I love shopping and holidays, so it was a foregone conclusion that I would return to work to continue funding my hobbies. At 4 weeks of age I took my first born to work with me a few days a month, and by 6 months she was in Daycare 3 days a week and I was back in the office part-time.
Having since had twins, the cost of Daycare x3 kids is beyond my meagre earning capacity (oh to have been blessed with the required brain cells to obtain a Law or Medicine degree and earn the big bucks), so I now work Saturday's in an office.
A bit about my job…
I AM IN HEAVEN. I am NEVER leaving this job, and should they ever have cash flow issues, I will work for free/the love of the coffee machine.
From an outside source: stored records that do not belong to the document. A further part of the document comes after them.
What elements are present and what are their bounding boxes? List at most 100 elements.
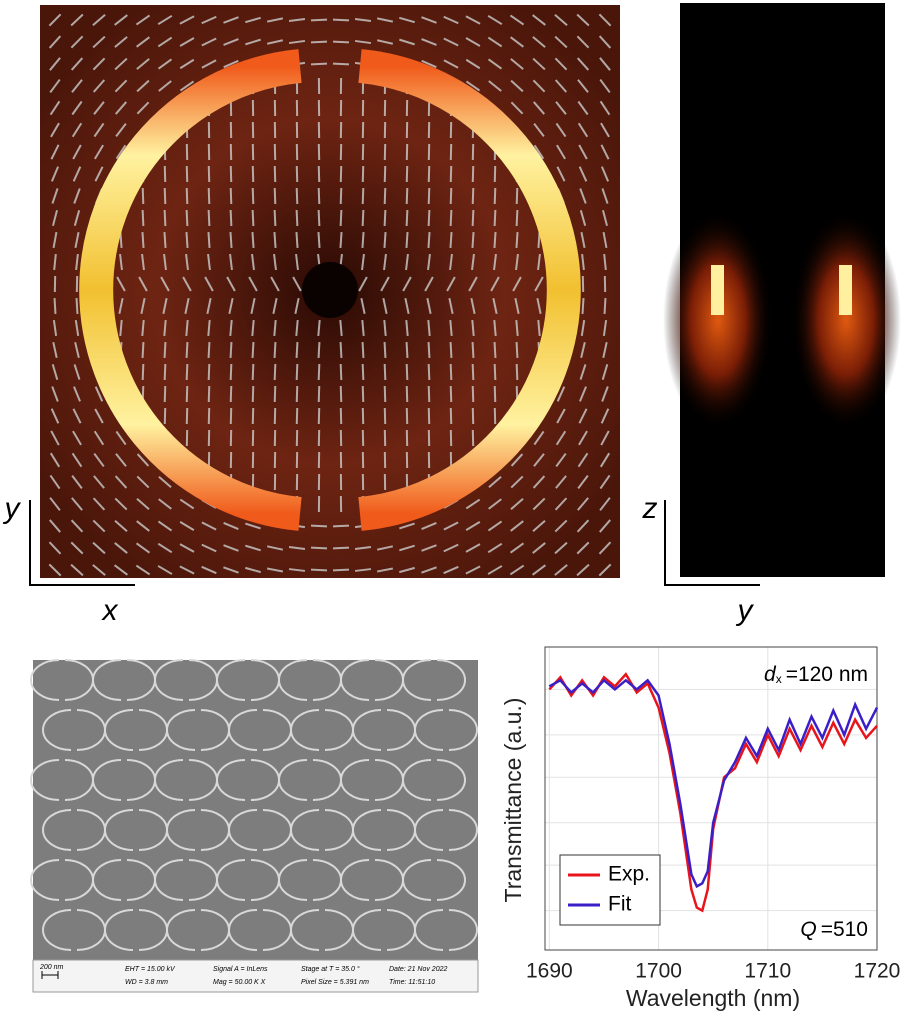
arrow [405,319,409,337]
arrow [114,519,128,533]
arrow [273,341,277,359]
arrow [72,408,82,424]
arrow [471,209,475,227]
arrow [138,276,148,292]
arrow [361,253,365,271]
ring-left [79,49,302,531]
arrow [493,385,497,403]
arrow [332,546,350,550]
arrow [163,231,167,249]
arrow [601,188,609,204]
arrow [383,231,387,249]
arrow [493,209,497,227]
arrow [157,565,173,575]
arrow [141,187,145,205]
arrow [201,37,217,47]
arrow [288,545,306,551]
arrow [157,542,173,554]
sem-info: Date: 21 Nov 2022 [389,966,447,973]
arrow [163,363,167,381]
arrow [114,14,128,26]
arrow [509,564,525,576]
arrow [465,543,481,553]
arrow [510,475,524,489]
arrow [339,231,343,249]
arrow [295,341,299,359]
arrow [115,144,127,160]
arrow [251,253,255,271]
arrow [515,187,519,205]
arrow [603,297,607,315]
arrow [119,253,123,271]
arrow [50,430,60,446]
arrow [487,520,503,532]
arrow [354,39,372,45]
halo [663,210,773,430]
arrow [207,231,211,249]
arrow [580,231,586,249]
arrow [93,101,105,115]
arrow [471,341,475,359]
arrow [577,79,589,93]
arrow [532,497,546,511]
arrow [443,59,459,69]
arrow [361,209,365,227]
arrow [185,341,189,359]
sem-info-bar [32,959,479,993]
arrow [556,386,566,402]
arrow [533,144,545,160]
arrow [510,101,524,115]
arrow [50,144,60,160]
arrow [179,58,195,70]
arrow [339,209,343,227]
arrow [487,36,503,48]
arrow [576,563,590,577]
arrow [49,474,61,490]
arrow [537,253,541,271]
arrow [470,297,476,315]
arrow [52,231,58,249]
arrow [270,276,280,292]
arrow [207,253,211,271]
arrow [288,568,306,572]
arrow [295,319,299,337]
arrow [581,253,585,271]
arrow [531,564,547,576]
arrow [52,210,58,226]
arrow [383,187,387,205]
arrow [603,253,607,271]
arrow [446,276,456,292]
arrow [141,363,145,381]
scale-bar [41,971,59,979]
arrow [71,100,83,116]
arrow [426,297,432,315]
arrow [427,253,431,271]
arrow [555,430,567,446]
arrow [515,209,519,227]
sem-info: WD = 3.8 mm [125,979,168,986]
arrow [383,341,387,359]
arrow [94,144,104,160]
arrow [533,430,545,446]
arrow [599,57,611,71]
arrow [251,231,255,249]
arrow [310,18,328,22]
arrow [554,14,568,26]
arrow [554,541,568,555]
arrow [295,385,299,403]
sem-info: EHT = 15.00 kV [125,966,176,973]
arrow [555,122,567,138]
arrow [185,385,189,403]
arrow [92,497,106,511]
arrow [141,341,145,359]
arrow [136,497,150,511]
arrow [48,563,62,577]
arrow [115,123,127,137]
arrow [158,498,172,510]
arrow [248,276,258,292]
arrow [443,543,459,553]
arrow [141,319,145,337]
arrow [229,209,233,227]
arrow [465,80,481,92]
arrow [310,62,328,66]
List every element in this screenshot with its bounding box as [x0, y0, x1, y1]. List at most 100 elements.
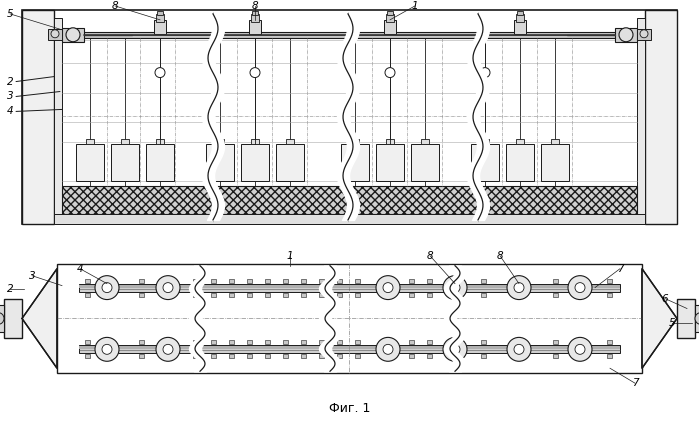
Bar	[251, 14, 259, 22]
Bar	[355, 354, 360, 358]
Circle shape	[450, 283, 460, 292]
Bar	[247, 354, 252, 358]
Circle shape	[156, 276, 180, 300]
Text: 4: 4	[7, 106, 13, 116]
Bar	[62, 32, 637, 38]
Text: 1: 1	[287, 251, 294, 261]
Bar	[319, 341, 324, 344]
Bar	[211, 354, 216, 358]
Circle shape	[66, 28, 80, 42]
Text: 6: 6	[662, 294, 668, 303]
Bar	[409, 279, 414, 283]
Text: 5: 5	[669, 319, 675, 328]
Circle shape	[95, 276, 119, 300]
Bar	[85, 341, 90, 344]
Bar	[48, 29, 62, 40]
Bar	[481, 341, 486, 344]
Bar	[146, 144, 174, 181]
Bar	[265, 354, 270, 358]
Text: 7: 7	[632, 378, 638, 388]
Bar	[553, 341, 558, 344]
Circle shape	[385, 68, 395, 78]
Circle shape	[450, 344, 460, 354]
Circle shape	[163, 344, 173, 354]
Bar	[193, 341, 198, 344]
Circle shape	[156, 337, 180, 361]
Bar	[79, 346, 620, 349]
Bar	[157, 11, 163, 15]
Bar	[57, 264, 642, 373]
Bar	[481, 279, 486, 283]
Bar	[517, 11, 523, 15]
Bar	[301, 292, 306, 297]
Bar	[637, 29, 651, 40]
Circle shape	[443, 276, 467, 300]
Bar	[386, 139, 394, 144]
Circle shape	[163, 283, 173, 292]
Bar	[637, 18, 645, 216]
Bar	[22, 10, 54, 224]
Bar	[154, 20, 166, 34]
Circle shape	[51, 30, 59, 38]
Bar	[355, 341, 360, 344]
Bar	[341, 144, 369, 181]
Bar	[156, 14, 164, 22]
Bar	[481, 139, 489, 144]
Bar	[156, 139, 164, 144]
Text: 3: 3	[7, 92, 13, 101]
Bar	[319, 292, 324, 297]
Bar	[427, 279, 432, 283]
Bar	[645, 10, 677, 224]
Bar	[139, 292, 144, 297]
Bar	[409, 292, 414, 297]
Bar	[337, 341, 342, 344]
Bar	[427, 354, 432, 358]
Bar	[22, 10, 677, 224]
Bar	[301, 279, 306, 283]
Bar	[265, 292, 270, 297]
Bar	[193, 292, 198, 297]
Bar	[516, 139, 524, 144]
Bar	[286, 139, 294, 144]
Bar	[139, 354, 144, 358]
Bar	[283, 292, 288, 297]
Circle shape	[0, 313, 4, 325]
Circle shape	[619, 28, 633, 42]
Bar	[677, 298, 695, 338]
Bar	[351, 139, 359, 144]
Text: 3: 3	[29, 271, 36, 281]
Bar	[337, 354, 342, 358]
Circle shape	[383, 344, 393, 354]
Bar	[427, 292, 432, 297]
Bar	[121, 139, 129, 144]
Bar	[247, 292, 252, 297]
Text: 5: 5	[7, 9, 13, 19]
Bar	[193, 354, 198, 358]
Bar	[86, 139, 94, 144]
Bar	[4, 298, 22, 338]
Bar	[139, 341, 144, 344]
Bar	[229, 292, 234, 297]
Bar	[376, 144, 404, 181]
Bar	[481, 354, 486, 358]
Circle shape	[95, 337, 119, 361]
Bar	[551, 139, 559, 144]
Bar	[85, 354, 90, 358]
Text: 4: 4	[77, 264, 83, 274]
Bar	[276, 144, 304, 181]
Circle shape	[514, 283, 524, 292]
Bar	[319, 279, 324, 283]
Bar	[409, 354, 414, 358]
Circle shape	[155, 68, 165, 78]
Circle shape	[250, 68, 260, 78]
Bar	[384, 20, 396, 34]
Bar	[54, 18, 62, 216]
Bar	[247, 279, 252, 283]
Bar	[386, 14, 394, 22]
Bar	[355, 279, 360, 283]
Bar	[516, 14, 524, 22]
Bar	[211, 279, 216, 283]
Bar	[411, 144, 439, 181]
Bar	[355, 292, 360, 297]
Circle shape	[514, 344, 524, 354]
From Sunday I count down the days until I get to go to work again. It is the highlight of my week.
I leave for work with a sadistic smirk on my face, knowing Hubby will be completely frazzled by the time I return, and totally understanding and sympathetic of what my life is like Monday-Friday. Of course he’s conveniently forgotten this by Monday afternoon when he gets home from work and I want to yell “heads-up” and throw “his” kids at him as he walks in the door, because now I’m the one who’s completely exhausted and shattered.
I adore my feral little treasures that little bit more when I get home from work, and my tolerance level is just that bit higher after a day away from the constant noise and mayhem.
It is purely for me to pay for shopping and trips to Bali , but most of all, it’s MY time…sure it’s work and not a Day Spa, but I am getting paid for it.
So should I feel guilty for living for my job and that one day a week where I don’t have to deal with my kids for 7 hours?